Maximum likelihood estimator of a uniform distribution $U(\theta,k\theta)$?

Question

So pretty much what's the maximum likelihood estimator of a uniform distribution $U(\theta,k\theta)$ with $k>1$? I have tried a lot of methods but I can't get the answer right. With known k.

Answer 1

Assuming the parameter space for $\theta$ is $(0,\infty)$, let $L(\theta; x_1,\dots, x_n)$ be the likelihood function of a sample of $n$ $\mathcal{U}(\theta, k \theta)$ IIDRVs.
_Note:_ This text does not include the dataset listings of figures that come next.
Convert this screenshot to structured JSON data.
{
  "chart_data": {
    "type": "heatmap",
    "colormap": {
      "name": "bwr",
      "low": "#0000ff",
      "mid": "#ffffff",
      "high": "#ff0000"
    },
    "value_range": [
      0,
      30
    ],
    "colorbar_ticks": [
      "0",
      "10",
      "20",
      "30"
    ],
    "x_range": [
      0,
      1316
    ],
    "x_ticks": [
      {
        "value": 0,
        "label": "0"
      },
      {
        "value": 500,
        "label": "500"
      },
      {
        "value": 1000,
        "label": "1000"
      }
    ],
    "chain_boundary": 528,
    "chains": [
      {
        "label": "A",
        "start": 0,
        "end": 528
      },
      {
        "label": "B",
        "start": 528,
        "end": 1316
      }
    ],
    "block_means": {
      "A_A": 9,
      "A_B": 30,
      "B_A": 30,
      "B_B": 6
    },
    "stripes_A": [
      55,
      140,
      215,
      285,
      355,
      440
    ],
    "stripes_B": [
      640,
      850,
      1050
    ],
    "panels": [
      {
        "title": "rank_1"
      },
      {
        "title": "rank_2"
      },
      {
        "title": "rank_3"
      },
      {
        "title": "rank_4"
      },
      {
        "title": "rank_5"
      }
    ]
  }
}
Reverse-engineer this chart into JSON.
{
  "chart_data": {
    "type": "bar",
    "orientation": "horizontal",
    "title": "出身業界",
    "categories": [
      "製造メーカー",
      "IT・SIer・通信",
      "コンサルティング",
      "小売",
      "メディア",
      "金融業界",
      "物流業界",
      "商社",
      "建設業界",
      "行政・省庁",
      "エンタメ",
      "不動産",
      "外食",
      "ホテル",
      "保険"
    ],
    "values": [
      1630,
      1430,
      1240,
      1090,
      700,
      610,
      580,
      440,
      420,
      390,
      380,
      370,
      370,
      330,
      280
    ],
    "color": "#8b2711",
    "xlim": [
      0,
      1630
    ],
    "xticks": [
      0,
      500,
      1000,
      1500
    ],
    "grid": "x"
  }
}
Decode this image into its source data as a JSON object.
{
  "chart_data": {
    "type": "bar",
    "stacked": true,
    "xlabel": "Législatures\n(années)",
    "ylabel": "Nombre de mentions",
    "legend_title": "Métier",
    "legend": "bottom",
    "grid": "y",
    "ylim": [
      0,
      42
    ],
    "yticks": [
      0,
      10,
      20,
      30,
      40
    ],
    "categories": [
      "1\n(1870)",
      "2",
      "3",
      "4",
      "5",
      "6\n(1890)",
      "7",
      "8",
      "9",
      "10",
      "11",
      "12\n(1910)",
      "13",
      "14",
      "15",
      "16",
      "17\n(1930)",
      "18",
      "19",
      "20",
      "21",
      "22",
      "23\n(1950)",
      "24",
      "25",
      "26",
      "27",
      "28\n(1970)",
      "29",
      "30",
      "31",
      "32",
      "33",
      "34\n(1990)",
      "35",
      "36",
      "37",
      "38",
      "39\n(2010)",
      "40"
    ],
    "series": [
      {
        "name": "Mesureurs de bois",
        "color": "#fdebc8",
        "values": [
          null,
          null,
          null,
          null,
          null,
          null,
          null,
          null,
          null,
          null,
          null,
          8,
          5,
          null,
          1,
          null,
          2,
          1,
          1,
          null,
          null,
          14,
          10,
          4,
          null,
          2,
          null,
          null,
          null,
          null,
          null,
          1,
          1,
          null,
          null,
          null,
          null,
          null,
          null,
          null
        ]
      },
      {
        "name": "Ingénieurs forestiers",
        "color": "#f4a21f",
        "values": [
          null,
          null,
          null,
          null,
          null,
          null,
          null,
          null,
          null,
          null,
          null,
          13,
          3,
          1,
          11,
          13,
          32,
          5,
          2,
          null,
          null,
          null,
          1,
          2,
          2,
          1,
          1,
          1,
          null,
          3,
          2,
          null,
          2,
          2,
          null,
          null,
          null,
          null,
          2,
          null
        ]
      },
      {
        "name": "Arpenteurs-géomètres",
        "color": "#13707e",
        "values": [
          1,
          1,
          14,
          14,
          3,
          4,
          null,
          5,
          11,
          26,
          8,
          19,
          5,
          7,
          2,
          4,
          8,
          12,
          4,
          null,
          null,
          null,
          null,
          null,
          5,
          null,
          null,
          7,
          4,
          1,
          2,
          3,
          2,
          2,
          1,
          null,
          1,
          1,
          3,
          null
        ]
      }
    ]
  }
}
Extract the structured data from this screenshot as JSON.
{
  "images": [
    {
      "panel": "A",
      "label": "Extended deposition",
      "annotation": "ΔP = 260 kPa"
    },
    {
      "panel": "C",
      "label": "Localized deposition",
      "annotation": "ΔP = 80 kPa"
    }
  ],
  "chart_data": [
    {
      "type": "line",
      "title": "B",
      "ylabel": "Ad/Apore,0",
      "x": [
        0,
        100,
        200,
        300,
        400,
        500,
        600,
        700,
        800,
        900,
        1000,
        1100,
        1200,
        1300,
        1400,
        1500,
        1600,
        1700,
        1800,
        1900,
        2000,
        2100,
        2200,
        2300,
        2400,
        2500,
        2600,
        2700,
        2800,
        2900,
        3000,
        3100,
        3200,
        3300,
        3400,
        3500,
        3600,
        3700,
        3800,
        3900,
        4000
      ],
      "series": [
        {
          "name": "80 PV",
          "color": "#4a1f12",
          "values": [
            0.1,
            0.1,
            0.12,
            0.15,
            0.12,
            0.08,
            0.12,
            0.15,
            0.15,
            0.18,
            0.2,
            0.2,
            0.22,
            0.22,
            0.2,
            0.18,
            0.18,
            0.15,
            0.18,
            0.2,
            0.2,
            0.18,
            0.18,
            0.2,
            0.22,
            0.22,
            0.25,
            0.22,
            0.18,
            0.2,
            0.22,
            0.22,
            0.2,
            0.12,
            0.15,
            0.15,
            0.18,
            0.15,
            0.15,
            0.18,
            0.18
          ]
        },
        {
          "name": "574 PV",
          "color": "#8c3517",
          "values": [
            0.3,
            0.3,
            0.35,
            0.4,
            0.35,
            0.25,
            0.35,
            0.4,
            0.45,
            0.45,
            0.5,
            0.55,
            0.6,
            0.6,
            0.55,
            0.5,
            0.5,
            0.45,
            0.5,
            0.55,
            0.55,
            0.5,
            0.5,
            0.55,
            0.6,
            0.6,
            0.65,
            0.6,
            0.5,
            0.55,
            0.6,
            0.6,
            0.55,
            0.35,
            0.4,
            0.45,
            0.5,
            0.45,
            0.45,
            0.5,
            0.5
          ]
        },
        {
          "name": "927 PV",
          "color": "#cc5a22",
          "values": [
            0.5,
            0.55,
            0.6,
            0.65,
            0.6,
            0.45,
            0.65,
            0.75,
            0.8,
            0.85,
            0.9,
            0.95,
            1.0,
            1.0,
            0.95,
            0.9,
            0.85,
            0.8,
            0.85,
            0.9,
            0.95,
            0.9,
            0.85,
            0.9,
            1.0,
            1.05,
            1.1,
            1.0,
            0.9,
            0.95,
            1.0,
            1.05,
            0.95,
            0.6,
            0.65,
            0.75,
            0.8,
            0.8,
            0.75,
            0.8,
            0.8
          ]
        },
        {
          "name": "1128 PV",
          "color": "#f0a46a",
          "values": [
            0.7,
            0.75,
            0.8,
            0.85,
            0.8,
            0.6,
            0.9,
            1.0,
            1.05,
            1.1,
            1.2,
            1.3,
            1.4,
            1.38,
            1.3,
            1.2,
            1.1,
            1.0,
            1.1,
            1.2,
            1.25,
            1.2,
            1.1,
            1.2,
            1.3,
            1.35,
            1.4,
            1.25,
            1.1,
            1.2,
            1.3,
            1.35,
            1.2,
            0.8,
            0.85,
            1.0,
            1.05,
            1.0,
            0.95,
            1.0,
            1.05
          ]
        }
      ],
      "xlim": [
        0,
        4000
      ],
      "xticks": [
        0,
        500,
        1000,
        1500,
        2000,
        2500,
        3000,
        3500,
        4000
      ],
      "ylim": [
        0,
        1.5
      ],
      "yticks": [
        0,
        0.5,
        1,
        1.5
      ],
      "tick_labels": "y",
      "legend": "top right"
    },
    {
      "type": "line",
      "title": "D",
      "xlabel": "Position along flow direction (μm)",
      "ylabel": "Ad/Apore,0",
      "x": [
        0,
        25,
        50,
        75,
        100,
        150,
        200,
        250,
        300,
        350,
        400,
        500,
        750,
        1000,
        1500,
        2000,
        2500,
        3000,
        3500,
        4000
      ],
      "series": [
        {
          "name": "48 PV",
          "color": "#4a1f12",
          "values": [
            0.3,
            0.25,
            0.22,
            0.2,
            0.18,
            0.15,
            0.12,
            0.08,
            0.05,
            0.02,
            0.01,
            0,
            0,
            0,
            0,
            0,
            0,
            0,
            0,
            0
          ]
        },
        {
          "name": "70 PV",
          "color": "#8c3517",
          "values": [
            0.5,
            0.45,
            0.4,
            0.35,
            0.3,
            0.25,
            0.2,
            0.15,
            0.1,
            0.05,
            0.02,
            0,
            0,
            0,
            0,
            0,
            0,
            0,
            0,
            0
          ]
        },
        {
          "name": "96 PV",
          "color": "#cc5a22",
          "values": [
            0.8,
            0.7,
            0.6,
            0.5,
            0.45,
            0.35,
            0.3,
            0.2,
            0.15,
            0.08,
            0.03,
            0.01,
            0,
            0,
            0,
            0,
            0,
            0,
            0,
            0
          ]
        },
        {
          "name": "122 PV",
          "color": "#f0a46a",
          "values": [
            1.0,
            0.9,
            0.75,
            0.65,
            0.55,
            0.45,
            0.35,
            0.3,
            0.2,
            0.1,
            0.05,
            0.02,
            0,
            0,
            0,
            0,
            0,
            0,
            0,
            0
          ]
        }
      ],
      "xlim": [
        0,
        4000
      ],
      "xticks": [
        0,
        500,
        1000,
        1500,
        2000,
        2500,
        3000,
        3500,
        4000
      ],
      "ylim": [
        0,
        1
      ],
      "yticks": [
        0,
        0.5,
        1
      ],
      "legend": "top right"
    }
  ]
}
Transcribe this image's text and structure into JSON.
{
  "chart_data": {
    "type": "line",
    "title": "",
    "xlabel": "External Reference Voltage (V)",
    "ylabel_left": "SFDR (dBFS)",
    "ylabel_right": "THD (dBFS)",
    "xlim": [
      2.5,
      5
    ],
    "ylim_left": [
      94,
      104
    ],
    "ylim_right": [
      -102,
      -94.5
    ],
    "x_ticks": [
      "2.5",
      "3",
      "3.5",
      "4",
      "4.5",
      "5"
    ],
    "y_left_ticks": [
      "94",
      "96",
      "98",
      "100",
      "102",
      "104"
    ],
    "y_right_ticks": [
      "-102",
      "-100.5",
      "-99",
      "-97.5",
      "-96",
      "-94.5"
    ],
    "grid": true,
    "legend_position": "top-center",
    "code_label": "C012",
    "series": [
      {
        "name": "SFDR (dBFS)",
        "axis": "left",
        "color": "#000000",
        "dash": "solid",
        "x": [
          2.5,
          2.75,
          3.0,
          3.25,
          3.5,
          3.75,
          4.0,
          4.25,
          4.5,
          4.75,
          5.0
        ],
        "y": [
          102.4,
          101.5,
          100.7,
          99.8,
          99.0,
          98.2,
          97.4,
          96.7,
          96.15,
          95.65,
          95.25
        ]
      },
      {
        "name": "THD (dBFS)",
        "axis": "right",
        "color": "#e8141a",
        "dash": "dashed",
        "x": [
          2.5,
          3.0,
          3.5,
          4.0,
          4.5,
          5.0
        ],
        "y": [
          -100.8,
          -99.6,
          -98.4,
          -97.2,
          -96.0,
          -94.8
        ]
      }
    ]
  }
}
Then, $$L(\theta; x_1,\dotsc, x_n)=f(x_1,\dotsc, x_n; \theta)=f(x_1; \theta)\cdot \dotso \cdot f(x_n; \theta)$$ $$=\left(\frac{1}{\theta(k-1)}\right)^n \mathbb{1}_{\theta \leq x_1 \leq k \theta}(x_1) \cdot \dotso \cdot \mathbb{1}_{\theta \leq x_n \leq k \theta}(x_n)$$ $$=\left(\frac{1}{\theta(k-1)}\right)^n \mathbb{1}_{x_{(1)} \geq \theta} \mathbb{1}_{x_{(n)} \leq k\theta},$$ so $L(\theta;\cdot)$ is $\neq 0$ only on $[x_{(n)}/k, x_{(1)}]$, where $x_{(1)}$ is the minimum of $x_1,\dotsc, x_n$ and $x_{(n)}$ is the maximum.

We just need to show that $L$ is decreasing in $\theta$ on $[x_{(n)}/k, x_{(1)}],$ and then it follows $\hat{\theta}=x_{(n)}/k$ is the MLE.